The five stock promoters are:
The court found that Dicom, through Gane, hired the stock promoters in June and November 1999 to tout Dicom's stock in return for compensation through signed agreements. Dicom and Gane supplied the stock promoters with Dicom's financial projections, which were placed into a due diligence package prepared by Welsh and SFS. The due diligence package was then reviewed by Gane and distributed to brokers and potential investors.
Two of the promoters, Welsh and Tamburello, wrote investment opinions recommending Dicom stock. Welsh issued his investment opinions, and those that he approved, through SFS and SIG, while Tamburello issued his investment opinions through CRG. After issuing their favorable investment opinions, however, the stock promoters sold their Dicom shares.

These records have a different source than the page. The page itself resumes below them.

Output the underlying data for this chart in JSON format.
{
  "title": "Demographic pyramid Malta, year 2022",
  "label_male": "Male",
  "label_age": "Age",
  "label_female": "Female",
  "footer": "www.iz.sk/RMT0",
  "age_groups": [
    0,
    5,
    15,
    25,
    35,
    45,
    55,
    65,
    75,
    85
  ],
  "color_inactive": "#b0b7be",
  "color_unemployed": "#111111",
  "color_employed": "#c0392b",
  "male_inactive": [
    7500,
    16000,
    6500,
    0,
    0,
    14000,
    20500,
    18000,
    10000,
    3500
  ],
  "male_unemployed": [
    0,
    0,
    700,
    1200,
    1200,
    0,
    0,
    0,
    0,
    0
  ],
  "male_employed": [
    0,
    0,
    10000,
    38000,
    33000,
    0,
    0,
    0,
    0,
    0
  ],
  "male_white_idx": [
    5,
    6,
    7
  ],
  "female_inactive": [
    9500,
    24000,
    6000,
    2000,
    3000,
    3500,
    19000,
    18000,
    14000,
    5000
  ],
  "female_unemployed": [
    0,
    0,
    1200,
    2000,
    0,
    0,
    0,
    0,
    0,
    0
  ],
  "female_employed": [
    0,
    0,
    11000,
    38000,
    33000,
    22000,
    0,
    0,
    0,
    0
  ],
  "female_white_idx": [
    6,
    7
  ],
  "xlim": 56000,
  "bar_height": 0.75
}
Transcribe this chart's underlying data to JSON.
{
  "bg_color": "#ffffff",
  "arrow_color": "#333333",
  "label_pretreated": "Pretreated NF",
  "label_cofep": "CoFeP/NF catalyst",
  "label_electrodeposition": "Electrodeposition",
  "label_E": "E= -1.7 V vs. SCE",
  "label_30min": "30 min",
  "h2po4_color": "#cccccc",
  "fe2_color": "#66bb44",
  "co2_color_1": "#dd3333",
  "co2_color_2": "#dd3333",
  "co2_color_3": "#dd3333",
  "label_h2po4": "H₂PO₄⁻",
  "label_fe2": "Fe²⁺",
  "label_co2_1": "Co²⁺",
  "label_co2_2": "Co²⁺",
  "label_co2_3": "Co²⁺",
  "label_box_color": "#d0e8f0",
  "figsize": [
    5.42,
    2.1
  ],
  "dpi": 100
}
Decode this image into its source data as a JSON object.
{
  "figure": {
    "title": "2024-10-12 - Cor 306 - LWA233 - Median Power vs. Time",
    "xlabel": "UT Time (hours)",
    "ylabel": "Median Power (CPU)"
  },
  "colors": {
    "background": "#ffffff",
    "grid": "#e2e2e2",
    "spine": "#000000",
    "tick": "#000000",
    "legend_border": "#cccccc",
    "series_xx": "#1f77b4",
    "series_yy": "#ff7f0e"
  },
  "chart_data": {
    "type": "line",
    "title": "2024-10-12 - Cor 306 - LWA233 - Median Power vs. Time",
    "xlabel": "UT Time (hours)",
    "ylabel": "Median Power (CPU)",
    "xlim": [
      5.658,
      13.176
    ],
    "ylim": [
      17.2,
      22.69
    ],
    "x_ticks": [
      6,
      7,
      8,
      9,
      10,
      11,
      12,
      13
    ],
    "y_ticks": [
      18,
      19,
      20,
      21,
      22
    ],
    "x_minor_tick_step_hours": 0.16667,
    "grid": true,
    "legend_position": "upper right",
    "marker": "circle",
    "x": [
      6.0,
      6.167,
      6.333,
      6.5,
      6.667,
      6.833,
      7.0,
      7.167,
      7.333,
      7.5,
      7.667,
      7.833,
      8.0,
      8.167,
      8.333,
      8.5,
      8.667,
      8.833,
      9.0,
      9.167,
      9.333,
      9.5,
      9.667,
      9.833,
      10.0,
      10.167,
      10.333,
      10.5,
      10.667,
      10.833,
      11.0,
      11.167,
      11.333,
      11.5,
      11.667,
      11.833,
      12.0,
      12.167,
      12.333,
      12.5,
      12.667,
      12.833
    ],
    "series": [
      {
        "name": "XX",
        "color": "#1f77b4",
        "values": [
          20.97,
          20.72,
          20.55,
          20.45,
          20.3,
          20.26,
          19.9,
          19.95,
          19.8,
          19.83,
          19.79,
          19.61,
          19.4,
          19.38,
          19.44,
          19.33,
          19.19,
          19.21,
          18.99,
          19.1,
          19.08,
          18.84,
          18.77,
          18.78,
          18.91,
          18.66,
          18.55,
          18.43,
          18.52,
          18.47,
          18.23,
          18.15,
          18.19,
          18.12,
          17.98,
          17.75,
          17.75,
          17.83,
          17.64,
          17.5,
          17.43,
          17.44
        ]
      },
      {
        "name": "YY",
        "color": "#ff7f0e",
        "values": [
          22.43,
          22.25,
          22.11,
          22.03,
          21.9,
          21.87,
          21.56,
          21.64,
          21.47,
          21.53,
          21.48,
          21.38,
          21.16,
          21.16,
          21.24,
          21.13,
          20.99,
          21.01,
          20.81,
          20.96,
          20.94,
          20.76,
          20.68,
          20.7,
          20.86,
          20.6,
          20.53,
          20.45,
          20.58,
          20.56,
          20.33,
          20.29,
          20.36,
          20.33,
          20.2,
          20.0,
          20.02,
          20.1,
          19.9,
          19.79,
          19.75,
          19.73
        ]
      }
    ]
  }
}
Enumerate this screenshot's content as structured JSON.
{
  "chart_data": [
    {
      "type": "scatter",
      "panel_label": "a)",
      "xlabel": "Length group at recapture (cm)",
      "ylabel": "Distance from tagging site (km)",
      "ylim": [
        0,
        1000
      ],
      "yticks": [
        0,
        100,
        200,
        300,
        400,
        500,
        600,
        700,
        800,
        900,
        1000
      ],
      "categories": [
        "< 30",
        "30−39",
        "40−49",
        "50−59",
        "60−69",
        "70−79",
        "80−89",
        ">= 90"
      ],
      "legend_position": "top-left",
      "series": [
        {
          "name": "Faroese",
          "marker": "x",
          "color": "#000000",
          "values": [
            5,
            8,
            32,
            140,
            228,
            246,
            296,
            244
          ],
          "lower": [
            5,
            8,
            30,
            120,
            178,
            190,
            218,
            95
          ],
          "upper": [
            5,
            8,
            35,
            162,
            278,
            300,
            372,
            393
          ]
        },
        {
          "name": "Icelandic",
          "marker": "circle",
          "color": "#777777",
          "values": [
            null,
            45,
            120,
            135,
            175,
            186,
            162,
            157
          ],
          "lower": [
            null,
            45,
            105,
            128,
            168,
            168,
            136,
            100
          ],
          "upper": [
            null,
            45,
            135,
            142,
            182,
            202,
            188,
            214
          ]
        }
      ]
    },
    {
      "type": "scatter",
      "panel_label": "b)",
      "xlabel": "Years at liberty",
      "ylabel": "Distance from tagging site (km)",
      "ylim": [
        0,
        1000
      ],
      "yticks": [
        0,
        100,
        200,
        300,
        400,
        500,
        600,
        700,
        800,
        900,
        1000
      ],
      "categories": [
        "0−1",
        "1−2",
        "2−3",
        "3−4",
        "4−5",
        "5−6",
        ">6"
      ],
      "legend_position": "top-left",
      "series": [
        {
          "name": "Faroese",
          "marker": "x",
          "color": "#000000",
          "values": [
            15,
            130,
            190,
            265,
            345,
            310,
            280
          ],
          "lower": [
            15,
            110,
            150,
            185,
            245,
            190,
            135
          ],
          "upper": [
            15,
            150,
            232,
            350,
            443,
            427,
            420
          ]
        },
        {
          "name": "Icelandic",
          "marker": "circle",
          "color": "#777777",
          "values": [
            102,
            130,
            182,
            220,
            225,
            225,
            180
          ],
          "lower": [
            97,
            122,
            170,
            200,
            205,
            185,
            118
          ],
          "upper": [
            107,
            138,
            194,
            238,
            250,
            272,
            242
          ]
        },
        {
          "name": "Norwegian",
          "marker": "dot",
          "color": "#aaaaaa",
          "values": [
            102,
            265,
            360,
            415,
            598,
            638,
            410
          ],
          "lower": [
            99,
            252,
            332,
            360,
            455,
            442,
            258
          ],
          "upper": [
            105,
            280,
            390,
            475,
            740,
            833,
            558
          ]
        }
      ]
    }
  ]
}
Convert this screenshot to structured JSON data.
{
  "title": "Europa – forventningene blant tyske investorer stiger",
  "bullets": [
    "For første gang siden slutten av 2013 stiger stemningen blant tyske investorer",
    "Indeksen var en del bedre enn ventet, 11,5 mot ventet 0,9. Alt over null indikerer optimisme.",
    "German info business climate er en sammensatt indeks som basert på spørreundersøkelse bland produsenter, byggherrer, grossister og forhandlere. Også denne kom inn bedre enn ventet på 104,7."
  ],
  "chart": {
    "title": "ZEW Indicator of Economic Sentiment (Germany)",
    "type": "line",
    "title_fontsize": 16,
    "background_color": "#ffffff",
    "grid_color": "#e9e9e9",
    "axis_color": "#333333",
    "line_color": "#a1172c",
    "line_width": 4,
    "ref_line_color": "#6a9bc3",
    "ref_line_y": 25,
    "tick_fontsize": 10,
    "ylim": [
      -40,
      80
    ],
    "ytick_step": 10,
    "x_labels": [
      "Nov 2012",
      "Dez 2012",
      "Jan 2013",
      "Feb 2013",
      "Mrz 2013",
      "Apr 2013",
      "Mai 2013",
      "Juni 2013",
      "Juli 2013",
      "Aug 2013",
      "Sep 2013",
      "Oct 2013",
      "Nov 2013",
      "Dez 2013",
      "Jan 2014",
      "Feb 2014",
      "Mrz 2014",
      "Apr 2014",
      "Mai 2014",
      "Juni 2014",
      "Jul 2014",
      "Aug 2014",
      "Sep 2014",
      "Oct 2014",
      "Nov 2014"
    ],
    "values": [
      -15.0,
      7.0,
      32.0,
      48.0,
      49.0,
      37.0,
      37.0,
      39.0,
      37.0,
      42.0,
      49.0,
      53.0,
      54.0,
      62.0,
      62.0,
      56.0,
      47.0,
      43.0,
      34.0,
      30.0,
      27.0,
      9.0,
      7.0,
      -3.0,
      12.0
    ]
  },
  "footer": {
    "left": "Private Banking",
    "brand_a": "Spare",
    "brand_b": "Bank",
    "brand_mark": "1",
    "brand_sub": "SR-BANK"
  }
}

The court also found that the stock promoters failed to disclose all of the compensation they either received or were to receive under the agreements signed with Dicom and that they engaged in scalping. As a result, the court found that each of the stock promoters violated Sections 17(a) and 17(b) of the Securities Act of 1933 and Section 10(b) of the Securities Exchange Act of 1934 and Rule 10b-5 thereunder. The court also permanently enjoined SFS and SIG from future violations of those provisions of the federal securities laws, and it assessed a civil penalty against Welsh, Tamburello, and CRG of $500 each. The court did not order disgorgement against any of the stock promoters, and it did not enter permanent injunctions against Welsh, Tamburello, or CRG.
Finally, the court found that, while Gane was "surely negligent" in connection with a material omission in the due diligence package, he did not act with "severe recklessness," the applicable standard for scienter in the Eleventh Circuit, and therefore, Gane was not liable for securities fraud under Section 10(b) of the Exchange Act and Rule 10b-5 thereunder.